I was going to mention that, but I had already gone off on too many tangential points. But since you mentioned it…

And readers note we’re referring to STEEM on this particular power-down delay issue, not EOS.

Remember at BCT I was strongly objecting to that change, both because it allowed some whales to cash out faster and because it changed the incentives and game theory.
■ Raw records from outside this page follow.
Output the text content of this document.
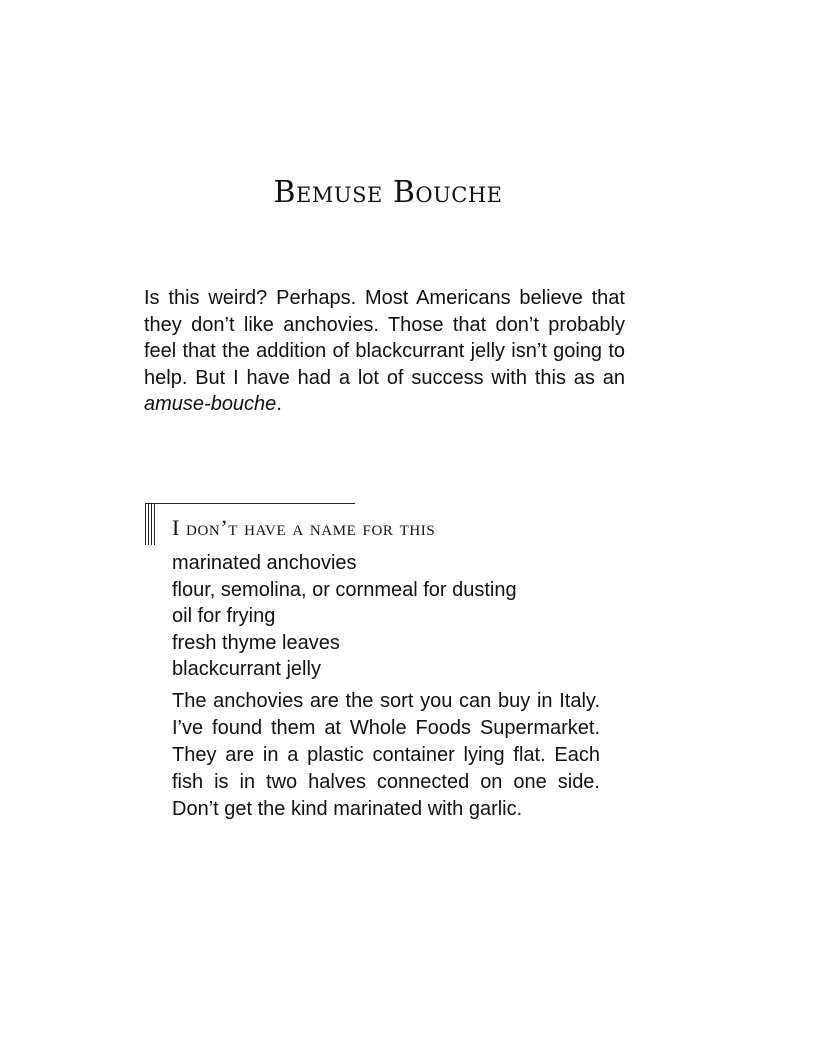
Bemuse Bouche

Is this weird? Perhaps. Most Americans believe that they don’t like anchovies. Those that don’t probably feel that the addition of blackcurrant jelly isn’t going to help. But I have had a lot of success with this as an amuse-bouche.

I don’t have a name for this
marinated anchovies
flour, semolina, or cornmeal for dusting
oil for frying
fresh thyme leaves
blackcurrant jelly

The anchovies are the sort you can buy in Italy. I’ve found them at Whole Foods Supermarket. They are in a plastic container lying flat. Each fish is in two halves connected on one side. Don’t get the kind marinated with garlic.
I remember one of the arguments in favor of the change was that those whales who were not interested could get out and that it would stop penalizing short-term speculators which were deemed necessary to support the price and marketcap. I felt the argument conflated two separate concerns: the lockup of minted tokens and the debasing of those who were not powered up. I felt instead the debasement could be taken from everyone who was powered up also. Most of those who are powered-up received free (minted) tokens and get voting and curation rewards power from powering up. The design was too asymmetrical in my view. But one of my blog posts pointed out that I came to realize the entire voting paradigm was a design flaw. So then I punted on the debate and started to think about other paradigms for accomplishing the goals of onboarding and such.

I reiterate that IMO Steem has been a very valid and important experiment. I am happy it was created and that I was able to participate.

P.S. It’s an aspect that I would want to restore in any altcoin project I may launch, but it will be done with quite a different method which is going to surprise everyone I think.